The DCU arose from these elections as a first electoral force of the country by doubling its votes: 23.3 percent compared with 11.9 in 1991 (14.9 percent in 1995) and be second in the National Council (Lower House) with 44 seats in opposition to the 51 of the Socialist Party.

A vote for membership in the UN could be, on the other hand, a result of the transformation that Swiss mentality has gone through during the past years.

Other reactions of the media consider that it would be improbable in this country obsessed with the preservation of its identity that, for that same rising radical right, is based on its independence, direct democracy and armed neutrality.

This latter is not an obstacle for the Swiss Confederation to participate since 1997 in the Peace Association, a military and political collaborative structure created by the North Atlantic Treaty Organization to relate itself with the former socialist and neutral countries (such as Switzerland) aimed at the East-West confrontation.

According to surveys the average Swiss is concerned, above all, about the security of his jobs and the increase of foreigners in his country, 60 percent of whom were born in Switzerland or have resided there for over a decade, although their citizenship has been denied.

Historically a land of asylum whose labor market induced thousands of immigrants during the 1930s, Switzerland closed its doors to foreigners, but with some remaining shinks in its wall, and it watches with alarm the population growth of the others, mostly Eastern Europeans, who now comprise one-fifth of the country's seven million inhabitants.
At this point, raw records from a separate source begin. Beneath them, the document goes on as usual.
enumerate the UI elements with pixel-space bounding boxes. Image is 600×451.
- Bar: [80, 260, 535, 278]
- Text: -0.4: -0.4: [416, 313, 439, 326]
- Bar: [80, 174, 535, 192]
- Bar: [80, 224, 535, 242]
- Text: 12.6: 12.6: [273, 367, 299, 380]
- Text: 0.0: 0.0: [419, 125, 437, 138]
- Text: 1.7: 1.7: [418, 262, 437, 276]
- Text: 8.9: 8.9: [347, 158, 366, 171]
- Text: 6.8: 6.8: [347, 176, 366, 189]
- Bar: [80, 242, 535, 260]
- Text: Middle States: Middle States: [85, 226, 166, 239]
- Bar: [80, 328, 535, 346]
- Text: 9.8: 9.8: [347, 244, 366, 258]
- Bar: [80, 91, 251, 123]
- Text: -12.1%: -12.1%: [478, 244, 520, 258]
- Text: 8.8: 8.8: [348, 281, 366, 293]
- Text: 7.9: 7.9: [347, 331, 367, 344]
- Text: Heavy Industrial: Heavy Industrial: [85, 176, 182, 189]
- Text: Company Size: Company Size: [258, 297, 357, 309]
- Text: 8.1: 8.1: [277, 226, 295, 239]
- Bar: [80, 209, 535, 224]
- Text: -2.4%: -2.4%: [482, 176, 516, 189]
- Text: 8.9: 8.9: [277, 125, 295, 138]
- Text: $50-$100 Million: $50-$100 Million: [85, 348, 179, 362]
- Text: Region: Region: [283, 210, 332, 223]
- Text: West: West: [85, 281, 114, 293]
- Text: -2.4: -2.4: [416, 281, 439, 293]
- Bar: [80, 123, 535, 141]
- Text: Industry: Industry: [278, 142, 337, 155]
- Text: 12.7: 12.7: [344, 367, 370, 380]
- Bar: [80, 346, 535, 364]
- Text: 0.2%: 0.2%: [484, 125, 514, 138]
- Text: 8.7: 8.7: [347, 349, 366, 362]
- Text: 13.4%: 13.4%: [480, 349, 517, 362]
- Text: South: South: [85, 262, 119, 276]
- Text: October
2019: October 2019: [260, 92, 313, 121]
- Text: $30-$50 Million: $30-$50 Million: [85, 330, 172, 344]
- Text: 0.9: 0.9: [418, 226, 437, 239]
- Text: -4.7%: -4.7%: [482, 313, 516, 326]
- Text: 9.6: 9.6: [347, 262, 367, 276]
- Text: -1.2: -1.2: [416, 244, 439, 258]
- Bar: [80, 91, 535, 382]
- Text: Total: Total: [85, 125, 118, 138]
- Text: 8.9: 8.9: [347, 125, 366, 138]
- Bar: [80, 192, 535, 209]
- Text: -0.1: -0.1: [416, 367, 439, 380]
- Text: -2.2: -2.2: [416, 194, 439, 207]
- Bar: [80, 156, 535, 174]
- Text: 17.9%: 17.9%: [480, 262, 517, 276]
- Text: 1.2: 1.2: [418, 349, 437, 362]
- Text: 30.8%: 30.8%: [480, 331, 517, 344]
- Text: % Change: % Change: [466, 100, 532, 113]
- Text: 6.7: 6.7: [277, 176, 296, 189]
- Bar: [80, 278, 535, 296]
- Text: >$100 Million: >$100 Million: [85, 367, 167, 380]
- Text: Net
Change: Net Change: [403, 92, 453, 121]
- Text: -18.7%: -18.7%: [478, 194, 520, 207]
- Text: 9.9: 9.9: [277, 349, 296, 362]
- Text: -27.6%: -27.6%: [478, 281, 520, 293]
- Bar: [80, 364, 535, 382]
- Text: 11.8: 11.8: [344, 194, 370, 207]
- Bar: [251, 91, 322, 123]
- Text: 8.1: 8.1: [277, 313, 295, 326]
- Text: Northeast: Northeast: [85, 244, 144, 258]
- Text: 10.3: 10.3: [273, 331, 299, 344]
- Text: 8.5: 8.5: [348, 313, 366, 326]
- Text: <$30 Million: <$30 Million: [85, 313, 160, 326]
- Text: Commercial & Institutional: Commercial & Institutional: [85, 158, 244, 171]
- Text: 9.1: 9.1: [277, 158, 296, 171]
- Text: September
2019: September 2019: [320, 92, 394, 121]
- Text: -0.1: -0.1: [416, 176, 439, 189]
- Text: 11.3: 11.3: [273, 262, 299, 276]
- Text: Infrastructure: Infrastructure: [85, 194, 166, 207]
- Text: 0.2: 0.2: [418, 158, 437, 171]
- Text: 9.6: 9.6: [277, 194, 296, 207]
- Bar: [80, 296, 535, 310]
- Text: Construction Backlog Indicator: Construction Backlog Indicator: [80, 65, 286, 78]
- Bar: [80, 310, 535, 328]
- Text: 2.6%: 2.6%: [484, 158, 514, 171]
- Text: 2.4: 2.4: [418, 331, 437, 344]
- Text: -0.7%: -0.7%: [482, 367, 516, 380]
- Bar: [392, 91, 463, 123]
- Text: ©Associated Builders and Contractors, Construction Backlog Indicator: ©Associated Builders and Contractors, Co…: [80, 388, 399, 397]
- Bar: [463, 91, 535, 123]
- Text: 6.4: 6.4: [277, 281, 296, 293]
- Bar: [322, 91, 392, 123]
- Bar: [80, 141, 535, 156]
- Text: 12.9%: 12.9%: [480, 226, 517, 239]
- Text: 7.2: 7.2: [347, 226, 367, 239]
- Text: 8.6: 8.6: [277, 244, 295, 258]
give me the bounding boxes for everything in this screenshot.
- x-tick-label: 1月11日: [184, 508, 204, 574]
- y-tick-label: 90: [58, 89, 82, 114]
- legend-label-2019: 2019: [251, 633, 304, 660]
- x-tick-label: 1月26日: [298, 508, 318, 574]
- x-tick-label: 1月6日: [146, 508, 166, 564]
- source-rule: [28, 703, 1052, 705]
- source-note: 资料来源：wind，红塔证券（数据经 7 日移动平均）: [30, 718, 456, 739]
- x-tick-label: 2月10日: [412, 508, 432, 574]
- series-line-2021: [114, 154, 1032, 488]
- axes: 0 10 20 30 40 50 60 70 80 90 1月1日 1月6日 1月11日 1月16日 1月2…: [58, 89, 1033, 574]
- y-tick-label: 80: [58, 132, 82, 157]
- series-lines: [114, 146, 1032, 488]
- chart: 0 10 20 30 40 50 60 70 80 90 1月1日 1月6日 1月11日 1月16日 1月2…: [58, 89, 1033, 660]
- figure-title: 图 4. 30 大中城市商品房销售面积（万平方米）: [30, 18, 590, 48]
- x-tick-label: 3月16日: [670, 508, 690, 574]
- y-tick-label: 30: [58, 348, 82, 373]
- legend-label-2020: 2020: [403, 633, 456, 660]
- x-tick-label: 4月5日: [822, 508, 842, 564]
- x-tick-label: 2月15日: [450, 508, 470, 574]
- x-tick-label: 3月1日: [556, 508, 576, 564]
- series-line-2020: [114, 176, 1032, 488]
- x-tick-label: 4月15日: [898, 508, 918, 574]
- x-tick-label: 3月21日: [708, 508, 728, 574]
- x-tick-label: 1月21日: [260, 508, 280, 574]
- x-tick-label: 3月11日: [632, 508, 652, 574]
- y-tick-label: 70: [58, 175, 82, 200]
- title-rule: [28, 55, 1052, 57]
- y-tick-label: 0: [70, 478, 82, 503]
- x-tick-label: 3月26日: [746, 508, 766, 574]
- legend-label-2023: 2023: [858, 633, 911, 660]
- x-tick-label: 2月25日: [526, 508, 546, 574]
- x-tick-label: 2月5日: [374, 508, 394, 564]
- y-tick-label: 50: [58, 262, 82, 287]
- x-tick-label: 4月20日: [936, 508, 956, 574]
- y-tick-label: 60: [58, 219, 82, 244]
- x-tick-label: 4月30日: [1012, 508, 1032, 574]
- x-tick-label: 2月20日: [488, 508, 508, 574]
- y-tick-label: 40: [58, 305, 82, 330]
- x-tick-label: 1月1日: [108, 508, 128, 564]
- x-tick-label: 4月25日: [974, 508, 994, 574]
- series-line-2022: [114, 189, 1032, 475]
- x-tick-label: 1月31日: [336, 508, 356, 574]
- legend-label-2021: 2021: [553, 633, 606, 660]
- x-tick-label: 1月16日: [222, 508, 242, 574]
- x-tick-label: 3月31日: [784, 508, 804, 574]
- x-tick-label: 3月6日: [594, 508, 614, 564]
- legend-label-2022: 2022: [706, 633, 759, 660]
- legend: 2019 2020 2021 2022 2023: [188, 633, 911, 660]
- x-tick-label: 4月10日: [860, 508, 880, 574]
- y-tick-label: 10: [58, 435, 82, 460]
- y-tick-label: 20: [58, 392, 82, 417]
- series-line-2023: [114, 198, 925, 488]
The Swiss media estimates that the massive arrival of Albanian-Kosovars this past year played a major role in the electoral progress of the DCU.

Exploiting this fear of the other, as well as the loss of social advantages, these sources add, the Democratic Central Union did not refrain from putting the citizens on guard against the EU, the UN, NATO and globalization.

On the other hand the rise of the right wing in Switzerland is not an isolated event in Europe. During the beginning of this year a party of similar ideology gained access to the Austrian government. Both circumstances are seen with growing concern because of the cheap nationalism that it breeds, the hate of the foreigner and a populist demagoguery, that drew cultivated and humanist Europe to one of its blackest periods in the past 70 years.